Dance: Ezra Dickinson

Mother for you I made this

Various downtown locations; reservations required. 351-3238, velocitydancecenter.org. $12–$18. 8 p.m. Wed.–Sun. Ends May 19.

Ezra Dickinson’s new solo piece deals with some very dark subjects—his mother’s ongoing struggle with schizophrenia and the phone call when she told him she was living on the street. But it does so with such powerful sweetness that we are beguiled as well as saddened.

Raised in Bellingham, Dickinson would come to Seattle on the Greyhound bus to take classes at Pacific Northwest Ballet, and the now-boarded-up bus station is where we first see him, from a vantage point across the street. Mother for you I made this is a collection of vignettes, danced in public spaces downtown. We hear the score over headphones, a combination of natural sounds, text, and music by Paurl Walsh, broadcast from a purple rolling suitcase. We trail behind that piece of luggage through sidewalks, parking lots, alleys, and parks, as Dickinson dances in the kind of street environments where he envisions his mother having lived. He is a quixotic Pied Piper, and we are his willing followers.

Alongside his PNB training, Dickinson has a wide-ranging dance background, and much of it is on display here. A beautifully lofted balletic assemblé lands him at a street corner. Down the block, he weaves a long banner around a collection of birch trees like a shaman in a public park. We stop in the middle of an alley to watch a video: Dickinson and an eclectic group of dancers kicking trash like soccer balls, skittering around inside a chain-link fence, sneaking into a boarded-up building.

Throughout the work he’s asking questions, of himself and of us, about our responsibilities to our families and to people in general: “Who will make a home for my mother? We have forgotten our loved ones.” As Dickinson takes us on a tour of life on the streets, we start to notice other pedestrians who are watching, and we wonder if any of them live in the spaces we’re just visiting. We look at the whole of the environment with the same attention we bring to the theater; we also see ourselves reflected in the windows of a passing bus.

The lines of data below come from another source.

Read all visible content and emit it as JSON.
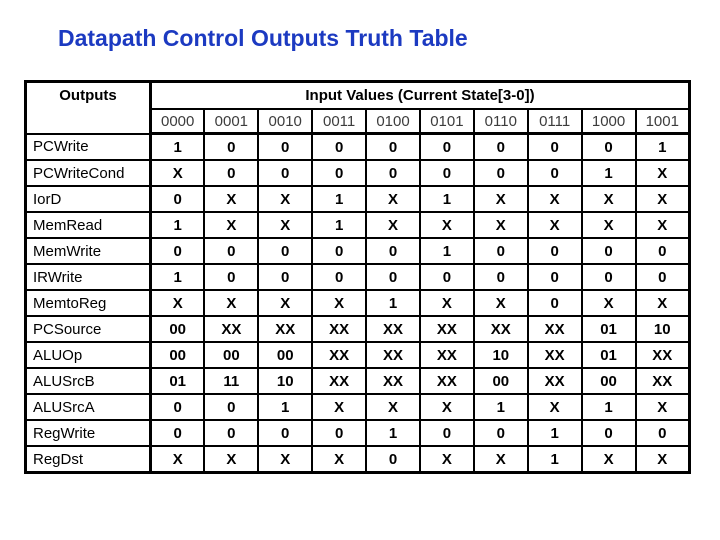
{
  "title": "Datapath Control Outputs Truth Table",
  "colors": {
    "title_blue": "#1c3ac1",
    "state_header_text": "#3c3c3c",
    "border": "#000000",
    "background": "#ffffff"
  },
  "table": {
    "outputs_header": "Outputs",
    "input_values_header": "Input Values (Current State[3-0])",
    "state_columns": [
      "0000",
      "0001",
      "0010",
      "0011",
      "0100",
      "0101",
      "0110",
      "0111",
      "1000",
      "1001"
    ],
    "rows": [
      {
        "label": "PCWrite",
        "values": [
          "1",
          "0",
          "0",
          "0",
          "0",
          "0",
          "0",
          "0",
          "0",
          "1"
        ]
      },
      {
        "label": "PCWriteCond",
        "values": [
          "X",
          "0",
          "0",
          "0",
          "0",
          "0",
          "0",
          "0",
          "1",
          "X"
        ]
      },
      {
        "label": "IorD",
        "values": [
          "0",
          "X",
          "X",
          "1",
          "X",
          "1",
          "X",
          "X",
          "X",
          "X"
        ]
      },
      {
        "label": "MemRead",
        "values": [
          "1",
          "X",
          "X",
          "1",
          "X",
          "X",
          "X",
          "X",
          "X",
          "X"
        ]
      },
      {
        "label": "MemWrite",
        "values": [
          "0",
          "0",
          "0",
          "0",
          "0",
          "1",
          "0",
          "0",
          "0",
          "0"
        ]
      },
      {
        "label": "IRWrite",
        "values": [
          "1",
          "0",
          "0",
          "0",
          "0",
          "0",
          "0",
          "0",
          "0",
          "0"
        ]
      },
      {
        "label": "MemtoReg",
        "values": [
          "X",
          "X",
          "X",
          "X",
          "1",
          "X",
          "X",
          "0",
          "X",
          "X"
        ]
      },
      {
        "label": "PCSource",
        "values": [
          "00",
          "XX",
          "XX",
          "XX",
          "XX",
          "XX",
          "XX",
          "XX",
          "01",
          "10"
        ]
      },
      {
        "label": "ALUOp",
        "values": [
          "00",
          "00",
          "00",
          "XX",
          "XX",
          "XX",
          "10",
          "XX",
          "01",
          "XX"
        ]
      },
      {
        "label": "ALUSrcB",
        "values": [
          "01",
          "11",
          "10",
          "XX",
          "XX",
          "XX",
          "00",
          "XX",
          "00",
          "XX"
        ]
      },
      {
        "label": "ALUSrcA",
        "values": [
          "0",
          "0",
          "1",
          "X",
          "X",
          "X",
          "1",
          "X",
          "1",
          "X"
        ]
      },
      {
        "label": "RegWrite",
        "values": [
          "0",
          "0",
          "0",
          "0",
          "1",
          "0",
          "0",
          "1",
          "0",
          "0"
        ]
      },
      {
        "label": "RegDst",
        "values": [
          "X",
          "X",
          "X",
          "X",
          "0",
          "X",
          "X",
          "1",
          "X",
          "X"
        ]
      }
    ]
  }
}
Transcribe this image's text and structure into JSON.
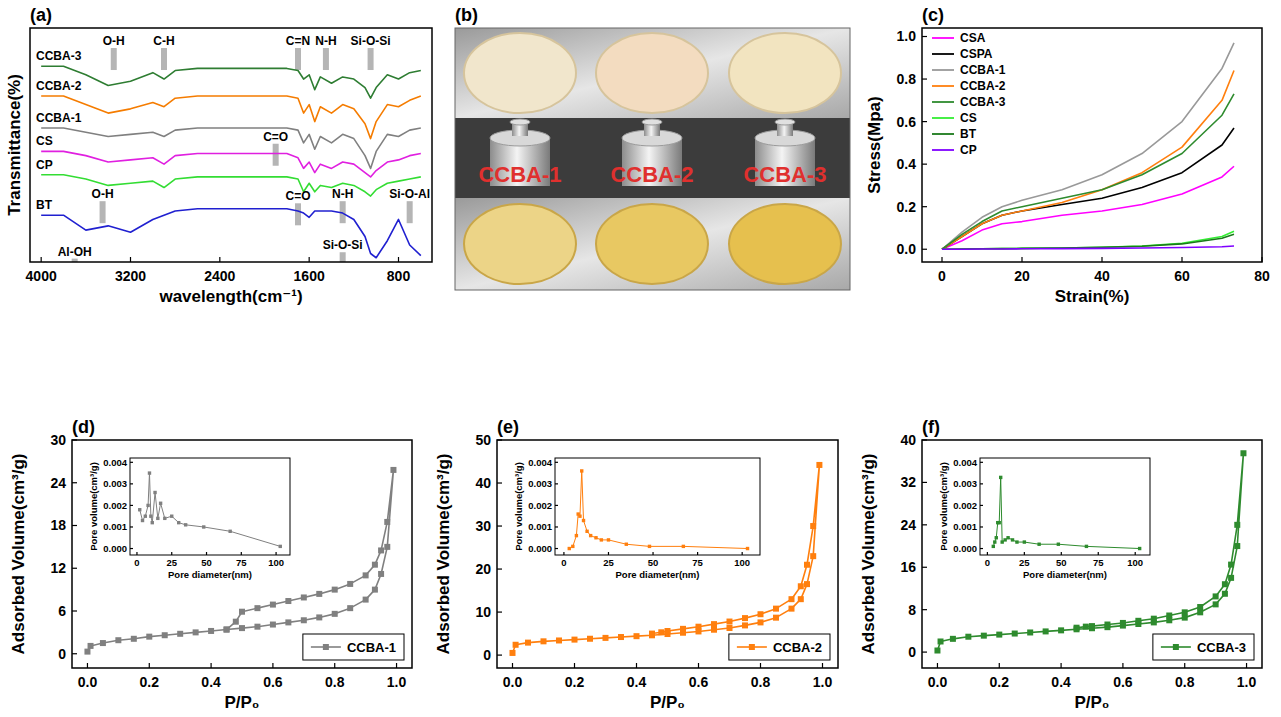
{
  "chart_data": [
    {
      "type": "line",
      "panel": "(a)",
      "xlabel": "wavelength(cm⁻¹)",
      "ylabel": "Transmittance(%)",
      "xlim": [
        4100,
        500
      ],
      "ylim": [
        0,
        110
      ],
      "xticks": [
        4000,
        3200,
        2400,
        1600,
        800
      ],
      "tick_labels": "x",
      "x": [
        4000,
        3800,
        3600,
        3400,
        3200,
        3000,
        2900,
        2800,
        2600,
        2400,
        2200,
        2000,
        1800,
        1700,
        1650,
        1600,
        1550,
        1500,
        1400,
        1300,
        1200,
        1100,
        1050,
        1000,
        900,
        800,
        700,
        600
      ],
      "series": [
        {
          "name": "CCBA-3",
          "color": "#2e7d32",
          "values": [
            92,
            92,
            88,
            83,
            85,
            89,
            86,
            90,
            91,
            91,
            91,
            91,
            91,
            90,
            86,
            88,
            81,
            87,
            84,
            87,
            86,
            82,
            77,
            82,
            88,
            86,
            89,
            90
          ]
        },
        {
          "name": "CCBA-2",
          "color": "#f57c00",
          "values": [
            78,
            78,
            74,
            70,
            72,
            75,
            73,
            77,
            78,
            78,
            78,
            78,
            78,
            77,
            70,
            74,
            66,
            73,
            70,
            74,
            72,
            65,
            58,
            66,
            74,
            73,
            76,
            78
          ]
        },
        {
          "name": "CCBA-1",
          "color": "#808080",
          "values": [
            63,
            63,
            61,
            59,
            60,
            61,
            59,
            62,
            63,
            63,
            63,
            63,
            63,
            62,
            56,
            60,
            53,
            59,
            56,
            60,
            58,
            50,
            44,
            52,
            60,
            59,
            62,
            63
          ]
        },
        {
          "name": "CS",
          "color": "#e020e0",
          "values": [
            52,
            52,
            50,
            47,
            48,
            49,
            46,
            50,
            51,
            51,
            51,
            51,
            51,
            49,
            44,
            47,
            42,
            46,
            44,
            47,
            46,
            42,
            40,
            43,
            47,
            48,
            50,
            51
          ]
        },
        {
          "name": "CP",
          "color": "#33dd33",
          "values": [
            41,
            41,
            39,
            36,
            37,
            38,
            35,
            39,
            40,
            40,
            40,
            40,
            40,
            39,
            33,
            37,
            33,
            36,
            35,
            37,
            36,
            33,
            31,
            34,
            37,
            38,
            39,
            40
          ]
        },
        {
          "name": "BT",
          "color": "#2020d0",
          "values": [
            22,
            22,
            15,
            17,
            14,
            20,
            22,
            24,
            25,
            25,
            25,
            25,
            25,
            24,
            23,
            21,
            24,
            24,
            24,
            23,
            20,
            12,
            4,
            2,
            10,
            20,
            8,
            3
          ]
        }
      ],
      "annotations": [
        {
          "text": "O-H",
          "x": 3350,
          "y": 102
        },
        {
          "text": "C-H",
          "x": 2900,
          "y": 102
        },
        {
          "text": "C=N",
          "x": 1700,
          "y": 102
        },
        {
          "text": "N-H",
          "x": 1450,
          "y": 102
        },
        {
          "text": "Si-O-Si",
          "x": 1050,
          "y": 102
        },
        {
          "text": "C=O",
          "x": 1900,
          "y": 57
        },
        {
          "text": "N-H",
          "x": 1300,
          "y": 30
        },
        {
          "text": "C=O",
          "x": 1700,
          "y": 29
        },
        {
          "text": "O-H",
          "x": 3450,
          "y": 30
        },
        {
          "text": "Al-OH",
          "x": 3700,
          "y": 3
        },
        {
          "text": "Si-O-Si",
          "x": 1300,
          "y": 6
        },
        {
          "text": "Si-O-Al",
          "x": 700,
          "y": 30
        }
      ]
    },
    {
      "type": "line",
      "panel": "(c)",
      "xlabel": "Strain(%)",
      "ylabel": "Stress(Mpa)",
      "xlim": [
        -5,
        80
      ],
      "ylim": [
        -0.06,
        1.04
      ],
      "xticks": [
        0,
        20,
        40,
        60,
        80
      ],
      "yticks": [
        {
          "value": 0,
          "label": "0.0"
        },
        {
          "value": 0.2,
          "label": "0.2"
        },
        {
          "value": 0.4,
          "label": "0.4"
        },
        {
          "value": 0.6,
          "label": "0.6"
        },
        {
          "value": 0.8,
          "label": "0.8"
        },
        {
          "value": 1,
          "label": "1.0"
        }
      ],
      "legend": "upper left",
      "x": [
        0,
        5,
        10,
        15,
        20,
        30,
        40,
        50,
        60,
        70,
        73
      ],
      "series": [
        {
          "name": "CSA",
          "color": "#ff00ff",
          "values": [
            0,
            0.04,
            0.09,
            0.12,
            0.13,
            0.16,
            0.18,
            0.21,
            0.26,
            0.34,
            0.39
          ]
        },
        {
          "name": "CSPA",
          "color": "#000000",
          "values": [
            0,
            0.06,
            0.12,
            0.16,
            0.18,
            0.21,
            0.24,
            0.29,
            0.36,
            0.49,
            0.57
          ]
        },
        {
          "name": "CCBA-1",
          "color": "#999999",
          "values": [
            0,
            0.08,
            0.15,
            0.2,
            0.23,
            0.28,
            0.35,
            0.45,
            0.6,
            0.85,
            0.97
          ]
        },
        {
          "name": "CCBA-2",
          "color": "#ff7f0e",
          "values": [
            0,
            0.06,
            0.12,
            0.16,
            0.18,
            0.22,
            0.28,
            0.36,
            0.48,
            0.7,
            0.84
          ]
        },
        {
          "name": "CCBA-3",
          "color": "#2e8b2e",
          "values": [
            0,
            0.07,
            0.13,
            0.18,
            0.2,
            0.24,
            0.28,
            0.35,
            0.45,
            0.63,
            0.73
          ]
        },
        {
          "name": "CS",
          "color": "#33ee33",
          "values": [
            0,
            0.001,
            0.002,
            0.003,
            0.004,
            0.006,
            0.009,
            0.015,
            0.028,
            0.06,
            0.085
          ]
        },
        {
          "name": "BT",
          "color": "#1a7a1a",
          "values": [
            0,
            0.001,
            0.002,
            0.003,
            0.004,
            0.006,
            0.009,
            0.014,
            0.025,
            0.052,
            0.07
          ]
        },
        {
          "name": "CP",
          "color": "#7f00ff",
          "values": [
            0,
            0,
            0.001,
            0.001,
            0.002,
            0.003,
            0.004,
            0.006,
            0.008,
            0.012,
            0.015
          ]
        }
      ]
    },
    {
      "type": "line",
      "panel": "(d)",
      "xlabel": "P/P₀",
      "ylabel": "Adsorbed Volume(cm³/g)",
      "xlim": [
        -0.05,
        1.05
      ],
      "ylim": [
        -2,
        30
      ],
      "xticks": [
        {
          "value": 0,
          "label": "0.0"
        },
        {
          "value": 0.2,
          "label": "0.2"
        },
        {
          "value": 0.4,
          "label": "0.4"
        },
        {
          "value": 0.6,
          "label": "0.6"
        },
        {
          "value": 0.8,
          "label": "0.8"
        },
        {
          "value": 1,
          "label": "1.0"
        }
      ],
      "yticks": [
        0,
        6,
        12,
        18,
        24,
        30
      ],
      "legend": "lower right",
      "x": [
        0,
        0.01,
        0.05,
        0.1,
        0.15,
        0.2,
        0.25,
        0.3,
        0.35,
        0.4,
        0.45,
        0.5,
        0.55,
        0.6,
        0.65,
        0.7,
        0.75,
        0.8,
        0.85,
        0.9,
        0.93,
        0.95,
        0.97,
        0.99,
        0.97,
        0.95,
        0.93,
        0.9,
        0.85,
        0.8,
        0.75,
        0.7,
        0.65,
        0.6,
        0.55,
        0.5,
        0.48,
        0.45
      ],
      "series": [
        {
          "name": "CCBA-1",
          "color": "#808080",
          "marker": "square",
          "line_style": "solid",
          "values": [
            0.3,
            1.1,
            1.5,
            1.9,
            2.1,
            2.4,
            2.6,
            2.8,
            3.0,
            3.2,
            3.4,
            3.6,
            3.8,
            4.1,
            4.4,
            4.7,
            5.1,
            5.6,
            6.4,
            7.6,
            9.0,
            11.2,
            15,
            25.8,
            18.5,
            14.5,
            12.5,
            11.0,
            9.8,
            9.0,
            8.4,
            7.9,
            7.4,
            6.9,
            6.4,
            5.9,
            4.5,
            3.4
          ]
        }
      ]
    },
    {
      "type": "line",
      "xlabel": "Pore diameter(nm)",
      "ylabel": "Pore volume(cm³/g)",
      "xlim": [
        -5,
        110
      ],
      "ylim": [
        -0.0003,
        0.0042
      ],
      "xticks": [
        0,
        25,
        50,
        75,
        100
      ],
      "yticks": [
        {
          "value": 0,
          "label": "0.000"
        },
        {
          "value": 0.001,
          "label": "0.001"
        },
        {
          "value": 0.002,
          "label": "0.002"
        },
        {
          "value": 0.003,
          "label": "0.003"
        },
        {
          "value": 0.004,
          "label": "0.004"
        }
      ],
      "x": [
        2,
        4,
        6,
        8,
        9,
        10,
        11,
        13,
        15,
        17,
        20,
        25,
        30,
        35,
        48,
        67,
        103
      ],
      "series": [
        {
          "name": "CCBA-1",
          "color": "#808080",
          "marker": "square",
          "line_style": "solid",
          "values": [
            0.0018,
            0.0013,
            0.0015,
            0.002,
            0.0035,
            0.0015,
            0.0012,
            0.0026,
            0.0014,
            0.0021,
            0.0014,
            0.0015,
            0.0012,
            0.0011,
            0.001,
            0.0008,
            0.0001
          ]
        }
      ]
    },
    {
      "type": "line",
      "panel": "(e)",
      "xlabel": "P/P₀",
      "ylabel": "Adsorbed Volume(cm³/g)",
      "xlim": [
        -0.05,
        1.05
      ],
      "ylim": [
        -3,
        50
      ],
      "xticks": [
        {
          "value": 0,
          "label": "0.0"
        },
        {
          "value": 0.2,
          "label": "0.2"
        },
        {
          "value": 0.4,
          "label": "0.4"
        },
        {
          "value": 0.6,
          "label": "0.6"
        },
        {
          "value": 0.8,
          "label": "0.8"
        },
        {
          "value": 1,
          "label": "1.0"
        }
      ],
      "yticks": [
        0,
        10,
        20,
        30,
        40,
        50
      ],
      "legend": "lower right",
      "x": [
        0,
        0.01,
        0.05,
        0.1,
        0.15,
        0.2,
        0.25,
        0.3,
        0.35,
        0.4,
        0.45,
        0.5,
        0.55,
        0.6,
        0.65,
        0.7,
        0.75,
        0.8,
        0.85,
        0.9,
        0.93,
        0.95,
        0.97,
        0.99,
        0.97,
        0.95,
        0.93,
        0.9,
        0.85,
        0.8,
        0.75,
        0.7,
        0.65,
        0.6,
        0.55,
        0.5,
        0.48,
        0.45
      ],
      "series": [
        {
          "name": "CCBA-2",
          "color": "#ff7f0e",
          "marker": "square",
          "line_style": "solid",
          "values": [
            0.5,
            2.4,
            2.9,
            3.2,
            3.4,
            3.6,
            3.8,
            4.0,
            4.2,
            4.4,
            4.6,
            4.9,
            5.2,
            5.5,
            5.9,
            6.3,
            6.9,
            7.6,
            8.7,
            10.8,
            13,
            16.5,
            23,
            44.2,
            30,
            21,
            16,
            13,
            10.8,
            9.5,
            8.6,
            7.8,
            7.2,
            6.6,
            6.1,
            5.6,
            5.3,
            5.0
          ]
        }
      ]
    },
    {
      "type": "line",
      "xlabel": "Pore diameter(nm)",
      "ylabel": "Pore volume(cm³/g)",
      "xlim": [
        -5,
        110
      ],
      "ylim": [
        -0.0003,
        0.0042
      ],
      "xticks": [
        0,
        25,
        50,
        75,
        100
      ],
      "yticks": [
        {
          "value": 0,
          "label": "0.000"
        },
        {
          "value": 0.001,
          "label": "0.001"
        },
        {
          "value": 0.002,
          "label": "0.002"
        },
        {
          "value": 0.003,
          "label": "0.003"
        },
        {
          "value": 0.004,
          "label": "0.004"
        }
      ],
      "x": [
        3,
        5,
        7,
        8,
        9,
        10,
        11,
        13,
        15,
        18,
        21,
        25,
        35,
        48,
        67,
        103
      ],
      "series": [
        {
          "name": "CCBA-2",
          "color": "#ff7f0e",
          "marker": "square",
          "line_style": "solid",
          "values": [
            0,
            0.0001,
            0.0006,
            0.0016,
            0.0015,
            0.0036,
            0.0013,
            0.0008,
            0.0006,
            0.0005,
            0.0004,
            0.0004,
            0.0002,
            0.0001,
            0.0001,
            0
          ]
        }
      ]
    },
    {
      "type": "line",
      "panel": "(f)",
      "xlabel": "P/P₀",
      "ylabel": "Adsorbed Volume(cm³/g)",
      "xlim": [
        -0.05,
        1.05
      ],
      "ylim": [
        -3,
        40
      ],
      "xticks": [
        {
          "value": 0,
          "label": "0.0"
        },
        {
          "value": 0.2,
          "label": "0.2"
        },
        {
          "value": 0.4,
          "label": "0.4"
        },
        {
          "value": 0.6,
          "label": "0.6"
        },
        {
          "value": 0.8,
          "label": "0.8"
        },
        {
          "value": 1,
          "label": "1.0"
        }
      ],
      "yticks": [
        0,
        8,
        16,
        24,
        32,
        40
      ],
      "legend": "lower right",
      "x": [
        0,
        0.01,
        0.05,
        0.1,
        0.15,
        0.2,
        0.25,
        0.3,
        0.35,
        0.4,
        0.45,
        0.5,
        0.55,
        0.6,
        0.65,
        0.7,
        0.75,
        0.8,
        0.85,
        0.9,
        0.93,
        0.95,
        0.97,
        0.99,
        0.97,
        0.95,
        0.93,
        0.9,
        0.85,
        0.8,
        0.75,
        0.7,
        0.65,
        0.6,
        0.55,
        0.5,
        0.48,
        0.45
      ],
      "series": [
        {
          "name": "CCBA-3",
          "color": "#2e8b2e",
          "marker": "square",
          "line_style": "solid",
          "values": [
            0.3,
            2.0,
            2.5,
            2.9,
            3.1,
            3.3,
            3.5,
            3.7,
            3.9,
            4.1,
            4.3,
            4.5,
            4.7,
            5.0,
            5.3,
            5.6,
            6.0,
            6.5,
            7.5,
            9.0,
            11,
            14,
            20,
            37.5,
            24,
            16.5,
            12.8,
            10.5,
            8.5,
            7.5,
            6.9,
            6.3,
            5.9,
            5.5,
            5.2,
            4.9,
            4.8,
            4.6
          ]
        }
      ]
    },
    {
      "type": "line",
      "xlabel": "Pore diameter(nm)",
      "ylabel": "Pore volume(cm³/g)",
      "xlim": [
        -5,
        110
      ],
      "ylim": [
        -0.0003,
        0.0042
      ],
      "xticks": [
        0,
        25,
        50,
        75,
        100
      ],
      "yticks": [
        {
          "value": 0,
          "label": "0.000"
        },
        {
          "value": 0.001,
          "label": "0.001"
        },
        {
          "value": 0.002,
          "label": "0.002"
        },
        {
          "value": 0.003,
          "label": "0.003"
        },
        {
          "value": 0.004,
          "label": "0.004"
        }
      ],
      "x": [
        4,
        5,
        6,
        7,
        8,
        9,
        10,
        12,
        14,
        17,
        20,
        25,
        35,
        48,
        67,
        103
      ],
      "series": [
        {
          "name": "CCBA-3",
          "color": "#2e8b2e",
          "marker": "square",
          "line_style": "solid",
          "values": [
            0.0001,
            0.0003,
            0.0005,
            0.0012,
            0.0012,
            0.0033,
            0.0003,
            0.0004,
            0.0005,
            0.0004,
            0.0003,
            0.0003,
            0.0002,
            0.0002,
            0.0001,
            0
          ]
        }
      ]
    }
  ],
  "photo": {
    "panel": "(b)",
    "labels": [
      "CCBA-1",
      "CCBA-2",
      "CCBA-3"
    ]
  }
}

The performance ends in a plaza near the bus station with a dance using a full-head, papiermâché dinosaur mask—the kind of fantastical play toy that his mother taught him to make. Perhaps because Dickinson identified himself as his mother’s son, we see him at least partially as a child, and that childhood acts as a protective buffer. When he curls up under a little patchwork blanket, it’s both charming and disturbing—a reminder that a childhood quilt won’t keep the rain out.